No Brasil, a implantação da república só aconteceu devido à misoginia dos militares. Sim! Dom Pedro II tinha uma única herdeira legal, a princesa Isabel. Os dois primeiros rebentos masculinos da Imperatriz Leopoldina, faleceram crianças. Restou Isabel e ela queria exercer seu direito. Três vezes o fez interinamente durante as viagens de seu pai. Na última proclamou a Lei Áurea que assustou os fazendeiros do café e tirou o apoio econômico à monarquia. Mas foram os militares que deram o golpe. Na cabeça da intentona, o monarquista Deodoro da Fonseca. Havia muitas razões para os militares implantarem a república. Uns, educados no positivismo, o fizeram por opção ideológica. Outros, machistas, pelo medo de, em breve terem que obedecer às ordens de uma mulher. A república brasileira nasceu misógina.
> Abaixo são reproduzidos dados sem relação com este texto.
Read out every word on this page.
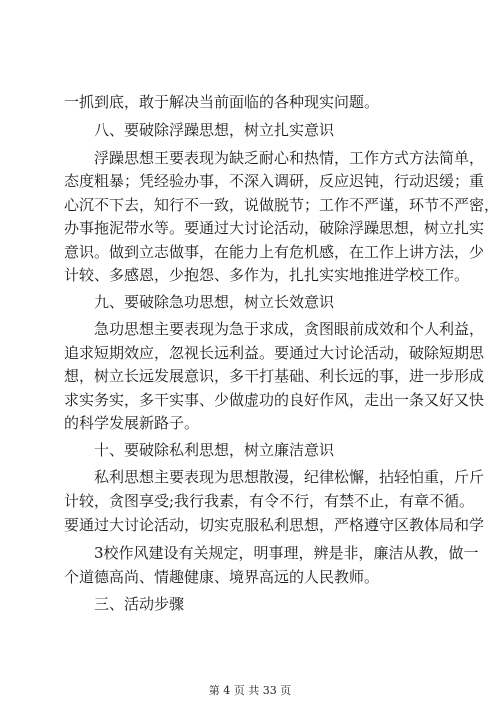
一抓到底，敢于解决当前面临的各种现实问题。
八、要破除浮躁思想，树立扎实意识
浮躁思想王要表现为缺乏耐心和热情，工作方式方法简单，
态度粗暴；凭经验办事，不深入调研，反应迟钝，行动迟缓；重
心沉不下去，知行不一致，说做脱节；工作不严谨，环节不严密，
办事拖泥带水等。要通过大讨论活动，破除浮躁思想，树立扎实
意识。做到立志做事，在能力上有危机感，在工作上讲方法，少
计较、多感恩，少抱怨、多作为，扎扎实实地推进学校工作。
九、要破除急功思想，树立长效意识
急功思想主要表现为急于求成，贪图眼前成效和个人利益，
追求短期效应，忽视长远利益。要通过大讨论活动，破除短期思
想，树立长远发展意识，多干打基础、利长远的事，进一步形成
求实务实，多干实事、少做虚功的良好作风，走出一条又好又快
的科学发展新路子。
十、要破除私利思想，树立廉洁意识
私利思想主要表现为思想散漫，纪律松懈，拈轻怕重，斤斤
计较，贪图享受;我行我素，有令不行，有禁不止，有章不循。
要通过大讨论活动，切实克服私利思想，严格遵守区教体局和学
3校作风建设有关规定，明事理，辨是非，廉洁从教，做一
个道德高尚、情趣健康、境界高远的人民教师。
三、活动步骤
第 4 页 共 33 页
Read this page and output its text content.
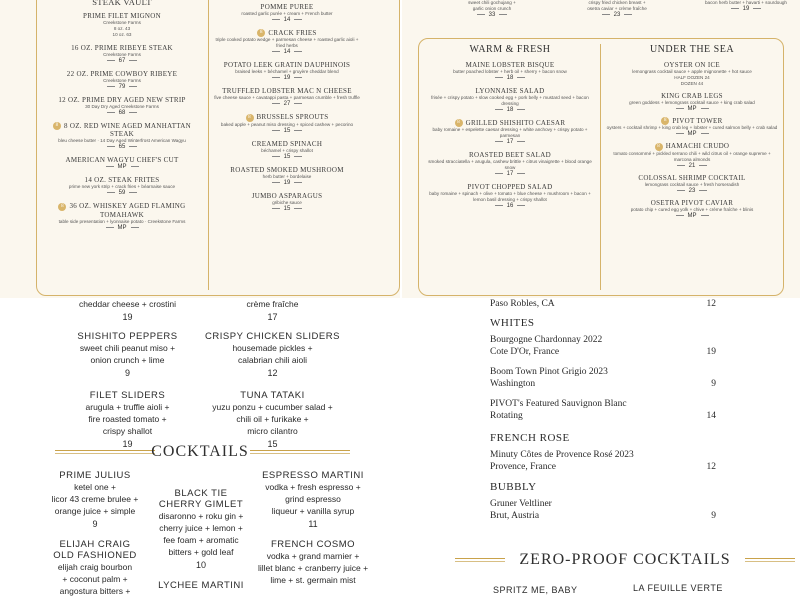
STEAK VAULT
PRIME FILET MIGNON
Creekstone Farms
8 oz. 43
10 oz. 63
16 OZ. PRIME RIBEYE STEAK
Creekstone Farms
67
22 OZ. PRIME COWBOY RIBEYE
Creekstone Farms
79
12 OZ. PRIME DRY AGED NEW STRIP
30 Day Dry Aged Creekstone Farms
68
8 8 OZ. RED WINE AGED MANHATTAN STEAK
bleu cheese butter · 14 Day Aged Winterfrost American Wagyu
65
AMERICAN WAGYU CHEF'S CUT
MP
14 OZ. STEAK FRITES
prime new york strip + crack fries + béarnaise sauce
59
8 36 OZ. WHISKEY AGED FLAMING TOMAHAWK
table side presentation + lyonnaise potato · Creekstone Farms
MP
POMME PUREE
roasted garlic purée + cream + French butter
14
8 CRACK FRIES
triple cooked potato wedge + parmesan cheese + roasted garlic aioli + fried herbs
14
POTATO LEEK GRATIN DAUPHINOIS
braised leeks + béchamel + gruyère cheddar blend
19
TRUFFLED LOBSTER MAC N CHEESE
five cheese sauce + cavatappi pasta + parmesan crumble + fresh truffle
27
8 BRUSSELS SPROUTS
baked apple + peanut miso dressing + spiced cashew + pecorino
15
CREAMED SPINACH
béchamel + crispy shallot
15
ROASTED SMOKED MUSHROOM
herb butter + bordelaise
19
JUMBO ASPARAGUS
gribiche sauce
15
sweet chili gochujang +
garlic onion crunch
33
crispy fried chicken breast +
osetra caviar + crème fraîche
23
bacon herb butter + havarti + sourdough
19
WARM & FRESH
MAINE LOBSTER BISQUE
butter poached lobster + herb oil + sherry + bacon snow
18
LYONNAISE SALAD
frisée + crispy potato + slow cooked egg + pork belly + mustard seed + bacon dressing
18
8 GRILLED SHISHITO CAESAR
baby romaine + espelette caesar dressing + white anchovy + crispy potato + parmesan
17
ROASTED BEET SALAD
smoked stracciatella + arugula, cashew brittle + citrus vinaigrette + blood orange snow
17
PIVOT CHOPPED SALAD
baby romaine + spinach + olive + tomato + blue cheese + mushroom + bacon + lemon basil dressing + crispy shallot
16
UNDER THE SEA
OYSTER ON ICE
lemongrass cocktail sauce + apple mignonette + hot sauce
HALF DOZEN 24
DOZEN 44
KING CRAB LEGS
green goddess + lemongrass cocktail sauce + king crab salad
MP
8 PIVOT TOWER
oysters + cocktail shrimp + king crab leg + lobster + cured salmon belly + crab salad
MP
8 HAMACHI CRUDO
tomato consommé + pickled serrano chili + wild citrus oil + orange supreme + marcona almonds
21
COLOSSAL SHRIMP COCKTAIL
lemongrass cocktail sauce + fresh horseradish
23
OSETRA PIVOT CAVIAR
potato chip + cured egg yolk + chive + crème fraîche + blinis
MP
cheddar cheese + crostini
19
crème fraîche
17
SHISHITO PEPPERS
sweet chili peanut miso +
onion crunch + lime
9
FILET SLIDERS
arugula + truffle aioli +
fire roasted tomato +
crispy shallot
19
CRISPY CHICKEN SLIDERS
housemade pickles +
calabrian chili aioli
12
TUNA TATAKI
yuzu ponzu + cucumber salad +
chili oil + furikake +
micro cilantro
15
COCKTAILS
PRIME JULIUS
ketel one +
licor 43 creme brulee +
orange juice + simple
9
ELIJAH CRAIG
OLD FASHIONED
elijah craig bourbon
+ coconut palm +
angostura bitters +
BLACK TIE
CHERRY GIMLET
disaronno + roku gin +
cherry juice + lemon +
fee foam + aromatic
bitters + gold leaf
10
LYCHEE MARTINI
ESPRESSO MARTINI
vodka + fresh espresso +
grind espresso
liqueur + vanilla syrup
11
FRENCH COSMO
vodka + grand marnier +
lillet blanc + cranberry juice +
lime + st. germain mist
Paso Robles, CA	12
WHITES
Bourgogne Chardonnay 2022
Cote D'Or, France	19
Boom Town Pinot Grigio 2023
Washington	9
PIVOT's Featured Sauvignon Blanc
Rotating	14
FRENCH ROSE
Minuty Côtes de Provence Rosé 2023
Provence, France	12
BUBBLY
Gruner Veltliner
Brut, Austria	9
ZERO-PROOF COCKTAILS
SPRITZ ME, BABY	LA FEUILLE VERTE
Na República Velha as mulheres não votavam. Foi em 1932 que as brasileiras conquistaram direito a voto e elegeram suas primeiras representantes. Vieram vereadoras, deputadas, senadoras e governadoras. Mas tardou até 2010 para que uma mulher fosse eleita Presidenta. E aí a história é recente e conhecida. O golpe de 2016 foi um golpe tipicamente republicano: elitista e machista. Todos lembramos os epítetos, gestos e imagens utilizados para desqualificar Dilma Roussef. Total misoginia. Veio o golpe e temos na presidência uma pessoa que despreza as mulheres dizendo que merecem ser estupradas e expõe em público sua intimidade sexual com a esposa. E o sistema republicano não faz nada para impedir tamanha desfaçatez.

Diante da história passada e do presente que vivemos, só me resta concluir: a república, mesmo sendo um substantivo masculino, revela uma realidade misógina. Talvez seria bom os franceses substituírem a Marianne por um Mariano. E lembrar que para todo Deodoro da Fonseca existe um Silveira Martins! Qu’est-ce que vous en pensez?